A Classic Investment Gets a Modern Makeover
By Owen Thomas

(Business 2.0) – As financial instruments that steadily throw off cash, corporate bonds are a no-brainer. But until a few years ago, they were a tricky proposition for the average investor. Bond mutual funds charge up-front and ongoing fees that put a serious dent in your returns, and your payouts vary as the fund manager buys and sells bonds. Buying corporate bonds on the open market is even more complicated. Prices shift from minute to minute, and brokers often take a hefty, disguised markup by cutting into your interest rates. With most bonds, it's hard to know exactly what you're paying.
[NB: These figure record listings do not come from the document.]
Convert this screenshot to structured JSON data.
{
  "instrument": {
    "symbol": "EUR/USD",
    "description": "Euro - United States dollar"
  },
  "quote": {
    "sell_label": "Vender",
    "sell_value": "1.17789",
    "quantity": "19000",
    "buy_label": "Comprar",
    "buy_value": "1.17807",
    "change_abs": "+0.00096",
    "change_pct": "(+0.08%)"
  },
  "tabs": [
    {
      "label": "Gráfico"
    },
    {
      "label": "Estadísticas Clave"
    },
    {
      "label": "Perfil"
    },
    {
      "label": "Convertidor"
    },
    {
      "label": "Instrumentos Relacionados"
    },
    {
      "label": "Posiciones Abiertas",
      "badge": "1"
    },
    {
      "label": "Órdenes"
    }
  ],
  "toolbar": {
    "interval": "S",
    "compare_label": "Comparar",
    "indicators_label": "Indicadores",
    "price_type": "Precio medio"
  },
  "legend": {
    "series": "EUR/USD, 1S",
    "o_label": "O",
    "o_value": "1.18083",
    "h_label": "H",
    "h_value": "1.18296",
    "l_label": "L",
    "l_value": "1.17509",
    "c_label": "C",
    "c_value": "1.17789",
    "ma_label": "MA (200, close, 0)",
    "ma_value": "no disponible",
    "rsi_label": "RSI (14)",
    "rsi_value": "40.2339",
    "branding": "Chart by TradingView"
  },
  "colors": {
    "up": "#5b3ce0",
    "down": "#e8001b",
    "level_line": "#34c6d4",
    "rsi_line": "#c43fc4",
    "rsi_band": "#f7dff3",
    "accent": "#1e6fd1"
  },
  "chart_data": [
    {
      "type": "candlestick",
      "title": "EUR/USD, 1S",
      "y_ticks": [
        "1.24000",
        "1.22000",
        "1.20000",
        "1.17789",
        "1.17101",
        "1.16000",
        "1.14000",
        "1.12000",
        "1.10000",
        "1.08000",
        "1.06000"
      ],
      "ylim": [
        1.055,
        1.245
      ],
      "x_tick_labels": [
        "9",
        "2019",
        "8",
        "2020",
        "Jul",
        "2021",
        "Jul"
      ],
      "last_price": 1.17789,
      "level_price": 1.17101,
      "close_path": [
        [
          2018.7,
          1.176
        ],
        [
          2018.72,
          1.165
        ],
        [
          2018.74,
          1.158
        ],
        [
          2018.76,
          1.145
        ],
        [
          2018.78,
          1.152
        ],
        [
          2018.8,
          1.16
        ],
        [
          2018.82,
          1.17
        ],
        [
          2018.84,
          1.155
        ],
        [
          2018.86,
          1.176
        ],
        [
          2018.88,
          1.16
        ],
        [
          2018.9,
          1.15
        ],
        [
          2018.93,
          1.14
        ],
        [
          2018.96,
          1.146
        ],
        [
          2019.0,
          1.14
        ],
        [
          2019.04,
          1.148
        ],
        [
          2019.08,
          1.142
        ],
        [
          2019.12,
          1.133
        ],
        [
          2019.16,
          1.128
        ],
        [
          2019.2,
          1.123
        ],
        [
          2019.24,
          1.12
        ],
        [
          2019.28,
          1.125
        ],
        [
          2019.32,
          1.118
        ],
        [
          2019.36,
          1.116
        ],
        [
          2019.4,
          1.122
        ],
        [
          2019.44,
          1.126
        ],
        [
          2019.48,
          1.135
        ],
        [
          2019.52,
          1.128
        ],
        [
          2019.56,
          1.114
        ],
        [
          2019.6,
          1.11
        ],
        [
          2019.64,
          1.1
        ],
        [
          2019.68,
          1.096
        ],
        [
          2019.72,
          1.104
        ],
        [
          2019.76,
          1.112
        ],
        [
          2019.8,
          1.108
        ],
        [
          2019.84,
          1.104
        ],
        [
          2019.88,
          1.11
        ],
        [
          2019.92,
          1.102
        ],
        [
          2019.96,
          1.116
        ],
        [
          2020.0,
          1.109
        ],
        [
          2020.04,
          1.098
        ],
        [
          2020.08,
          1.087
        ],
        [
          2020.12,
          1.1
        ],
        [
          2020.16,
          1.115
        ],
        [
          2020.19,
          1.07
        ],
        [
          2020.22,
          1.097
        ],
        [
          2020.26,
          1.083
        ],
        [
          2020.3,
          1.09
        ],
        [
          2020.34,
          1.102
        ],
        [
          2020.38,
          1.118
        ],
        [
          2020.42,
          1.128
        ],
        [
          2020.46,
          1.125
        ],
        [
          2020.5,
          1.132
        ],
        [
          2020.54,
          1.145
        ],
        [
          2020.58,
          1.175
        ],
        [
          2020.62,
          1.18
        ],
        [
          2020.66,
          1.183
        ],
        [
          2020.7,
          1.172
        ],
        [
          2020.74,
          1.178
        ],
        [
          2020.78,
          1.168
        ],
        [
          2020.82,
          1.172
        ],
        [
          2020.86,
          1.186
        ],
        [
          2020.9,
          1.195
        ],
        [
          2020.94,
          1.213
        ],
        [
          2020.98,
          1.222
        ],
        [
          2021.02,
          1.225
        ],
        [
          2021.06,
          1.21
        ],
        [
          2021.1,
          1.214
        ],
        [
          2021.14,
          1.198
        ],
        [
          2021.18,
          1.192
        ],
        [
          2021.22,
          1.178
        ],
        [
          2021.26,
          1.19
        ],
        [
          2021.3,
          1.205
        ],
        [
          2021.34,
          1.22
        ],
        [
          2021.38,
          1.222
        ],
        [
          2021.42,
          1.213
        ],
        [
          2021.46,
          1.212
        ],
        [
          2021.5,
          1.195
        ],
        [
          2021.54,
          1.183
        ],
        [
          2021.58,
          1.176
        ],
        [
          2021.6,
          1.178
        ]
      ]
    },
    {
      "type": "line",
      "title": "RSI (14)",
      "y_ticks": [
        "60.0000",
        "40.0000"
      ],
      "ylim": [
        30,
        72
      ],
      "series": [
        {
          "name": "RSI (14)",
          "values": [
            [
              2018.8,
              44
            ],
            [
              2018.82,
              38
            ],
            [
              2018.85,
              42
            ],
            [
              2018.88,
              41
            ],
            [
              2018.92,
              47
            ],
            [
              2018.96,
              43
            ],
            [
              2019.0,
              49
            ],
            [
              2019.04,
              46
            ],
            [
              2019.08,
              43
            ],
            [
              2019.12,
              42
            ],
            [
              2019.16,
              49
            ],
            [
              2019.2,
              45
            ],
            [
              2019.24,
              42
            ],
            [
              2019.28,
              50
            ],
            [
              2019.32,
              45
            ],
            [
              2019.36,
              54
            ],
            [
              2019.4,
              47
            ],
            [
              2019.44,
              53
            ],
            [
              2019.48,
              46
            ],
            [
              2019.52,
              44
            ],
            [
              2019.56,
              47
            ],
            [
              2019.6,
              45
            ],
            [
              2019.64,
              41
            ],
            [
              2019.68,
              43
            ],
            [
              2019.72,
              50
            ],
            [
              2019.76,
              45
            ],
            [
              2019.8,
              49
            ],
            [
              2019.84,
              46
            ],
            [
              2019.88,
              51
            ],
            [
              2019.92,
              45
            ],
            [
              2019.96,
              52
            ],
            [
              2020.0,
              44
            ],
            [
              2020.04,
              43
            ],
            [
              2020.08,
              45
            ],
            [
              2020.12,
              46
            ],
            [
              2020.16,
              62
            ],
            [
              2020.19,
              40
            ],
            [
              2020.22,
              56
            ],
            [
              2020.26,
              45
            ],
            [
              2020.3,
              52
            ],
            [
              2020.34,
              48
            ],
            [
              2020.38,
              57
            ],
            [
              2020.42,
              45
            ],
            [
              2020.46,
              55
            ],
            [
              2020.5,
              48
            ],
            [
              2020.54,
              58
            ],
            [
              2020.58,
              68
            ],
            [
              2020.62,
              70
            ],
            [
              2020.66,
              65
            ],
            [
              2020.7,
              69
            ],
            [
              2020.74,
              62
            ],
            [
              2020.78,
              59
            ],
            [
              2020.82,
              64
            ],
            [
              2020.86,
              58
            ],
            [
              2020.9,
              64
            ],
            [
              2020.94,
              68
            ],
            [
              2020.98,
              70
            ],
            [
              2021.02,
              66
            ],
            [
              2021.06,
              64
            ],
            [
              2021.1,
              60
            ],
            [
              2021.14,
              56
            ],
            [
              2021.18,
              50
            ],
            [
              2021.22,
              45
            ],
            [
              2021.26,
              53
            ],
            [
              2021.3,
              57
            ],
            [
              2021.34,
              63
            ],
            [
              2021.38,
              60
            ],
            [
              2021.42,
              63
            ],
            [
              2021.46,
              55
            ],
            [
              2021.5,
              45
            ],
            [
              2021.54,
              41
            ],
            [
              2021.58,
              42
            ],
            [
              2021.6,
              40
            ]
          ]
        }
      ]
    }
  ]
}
But that has changed, thanks to a simplified and more affordable type of bond called the retail note. Offered primarily by Merrill Lynch, ABN Amro's LaSalle investment banking division, and Chicago boutique firm Incapital, retail notes are priced at $1,000 apiece, with some "baby bonds" available for $25. The interest rates, set every Monday, stay put for a week. The bonds are now issued by 25 blue-chip companies ranging from Bank of America to Ford to GE, and the value of the notes they've issued has doubled to $150 billion in the past three years. As with any bond, of course, there's always the chance that an issuer will default, but with retail notes it's easier to buy several to spread out your risk. Incapital CEO Tom Ricketts suggests "laddering" your notes with different maturity dates, so if interest rates rise, you can roll the principal from your shorter-term bonds into new bonds at higher rates. Until then, you can just worry about earning interest. -- O.T.